Education, Familles, Enfants et vulnérabilités

Besançon les 8 et 9 juin 2017

Argument :

De la défaillance à la vulnérabilité

  Les familles auprès desquelles interviennent des services éducatifs ont pu être considérées comme des familles déviantes, des familles défaillantes. Le regard normatif, les situations dramatiques de violence et de négligence ont orienté les actions dans une logique de prévention des risques auxquels sont exposés potentiellement les enfants qui marque encore profondément le travail d'intervention sociale et éducative. Les risques, auxquels sont exposés potentiellement les enfants, sont évalués au regard des trajectoires familiales, de l’adaptation des comportements et aussi du degré d'adhésion des parents aux mesures envisagées.
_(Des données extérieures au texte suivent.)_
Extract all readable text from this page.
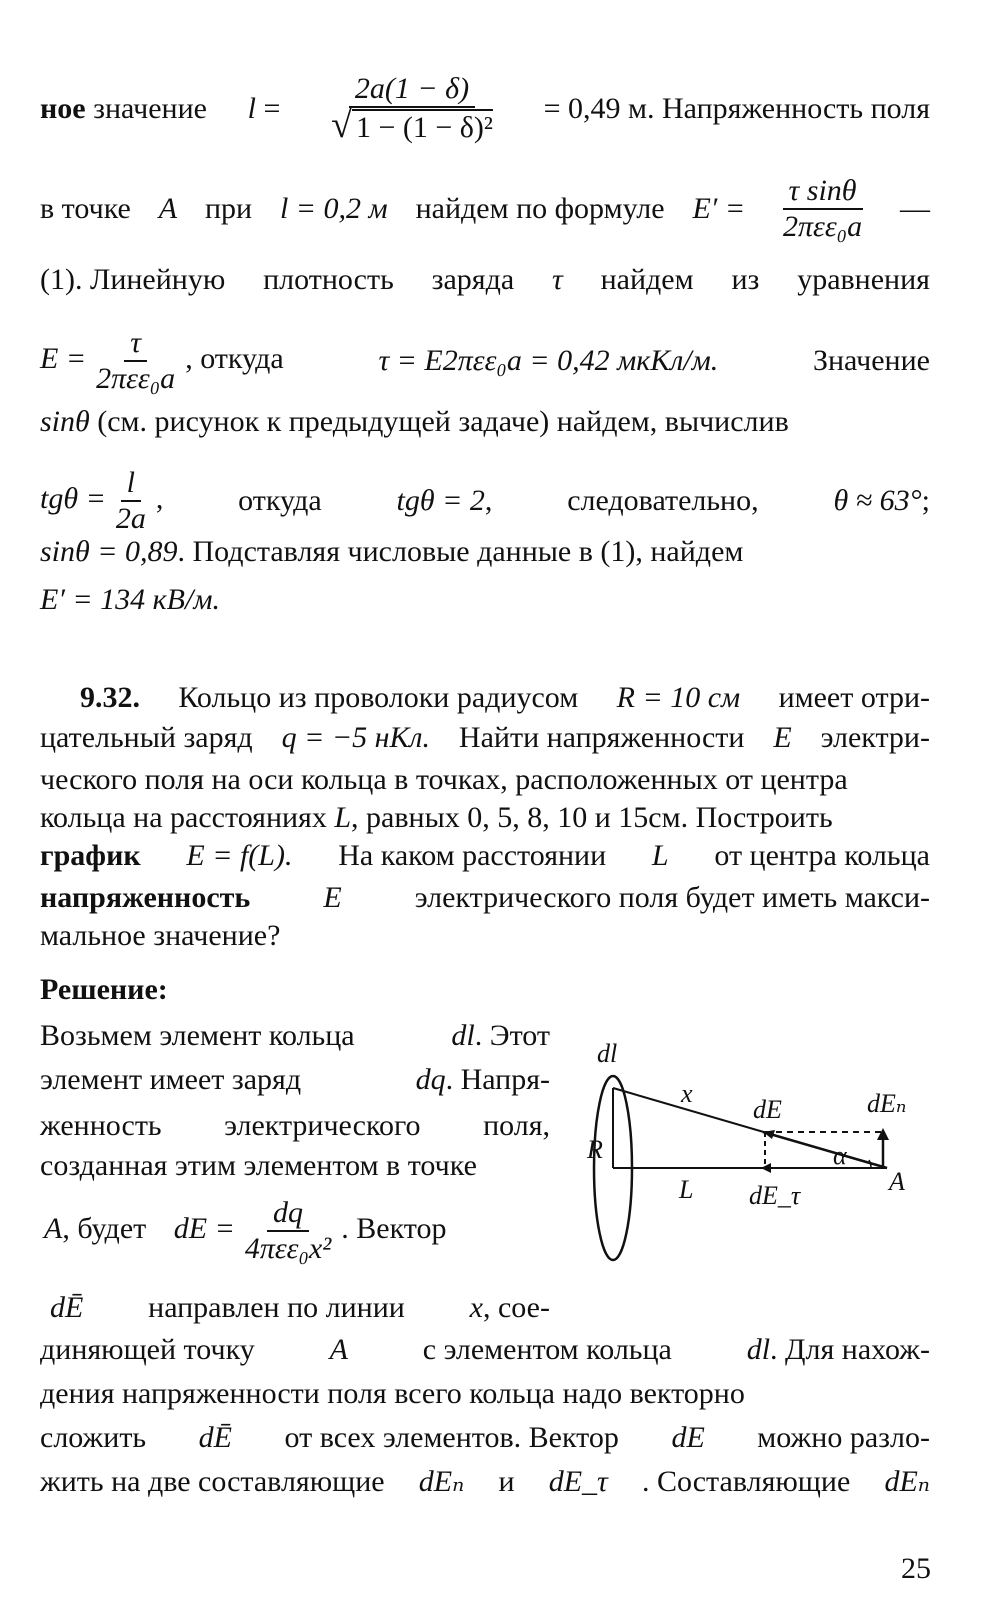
ное значение $l = \frac{2a(1 - \delta)}{\text{√ 1 − (1 − δ)²}} = 0,49$ м. Напряженность поля
в точке A при l = 0,2 м найдем по формуле $E' = \frac{\text{τ sinθ}}{\text{2πεε₀a}}$ —
(1). Линейную плотность заряда τ найдем из уравнения
$E = \frac{\tau}{\text{2πεε₀a}}$ , откуда	τ = E2πεε₀a = 0,42 мкКл/м.	Значение
sinθ (см. рисунок к предыдущей задаче) найдем, вычислив
$tg\theta = \frac{l}{2a}$ , откуда tgθ = 2, следовательно, θ ≈ 63°;
sinθ = 0,89. Подставляя числовые данные в (1), найдем
E′ = 134 кВ/м.
9.32. Кольцо из проволоки радиусом R = 10 см имеет отри-
цательный заряд q = −5 нКл. Найти напряженности E электри-
ческого поля на оси кольца в точках, расположенных от центра
кольца на расстояниях L, равных 0, 5, 8, 10 и 15см. Построить
график E = f(L). На каком расстоянии L от центра кольца
напряженность E электрического поля будет иметь макси-
мальное значение?
Решение:
Возьмем элемент кольца	dl. Этот
элемент имеет заряд	dq. Напря-
женность электрического поля,
созданная этим элементом в точке
A, будет dE = $\frac{dq}{\text{4πεε₀x²}}$ . Вектор
dĒ направлен по линии x, сое-
диняющей точку A с элементом кольца dl. Для нахож-
дения напряженности поля всего кольца надо векторно
сложить dĒ от всех элементов. Вектор dE можно разло-
жить на две составляющие dEₙ и dE_τ . Составляющие dEₙ
dl
x
R
L
dE	dEₙ
dE_τ
α
A
25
  La question des ressources des familles (ressources sociales, économiques…) nécessaires pour assurer au quotidien l'éducation des enfants, la question de la construction de la parentalité tout à la fois d'un point de vue psychique mais aussi social viennent tour à tout interroger un modèle d'intervention basé sur la correction des défaillances (surtout celles attribuées à la mère, le père étant souvent un point aveugle de ce modèle) pour tenter de prendre en compte la vulnérabilité.

Un concept à interroger

   Mais comme le questionne l'Observatoire National de la Protection de l’Enfance (ONPE) dans un dossier thématique (2014) : « dans quelle mesure le concept de vulnérabilité est-il opérant pour interpréter, modéliser, représenter avec justesse et précision les situations de danger rencontrées par les enfants ?» On peut étendre l’interrogation à sa capacité à représenter avec justesse et précisions les situations familiales rencontrées dans le champ des actions éducatives.

   Le concept et son utilisation ont connu un certain développement (Martin 2013 ; Brodiez-Dolino 2015) à l'instar de celui de l'exclusion dans les années 90 qui conduisit Castel à le situer comme «un  mot valise pour décliner toutes les variétés de la misère du monde » (1995 p. 13).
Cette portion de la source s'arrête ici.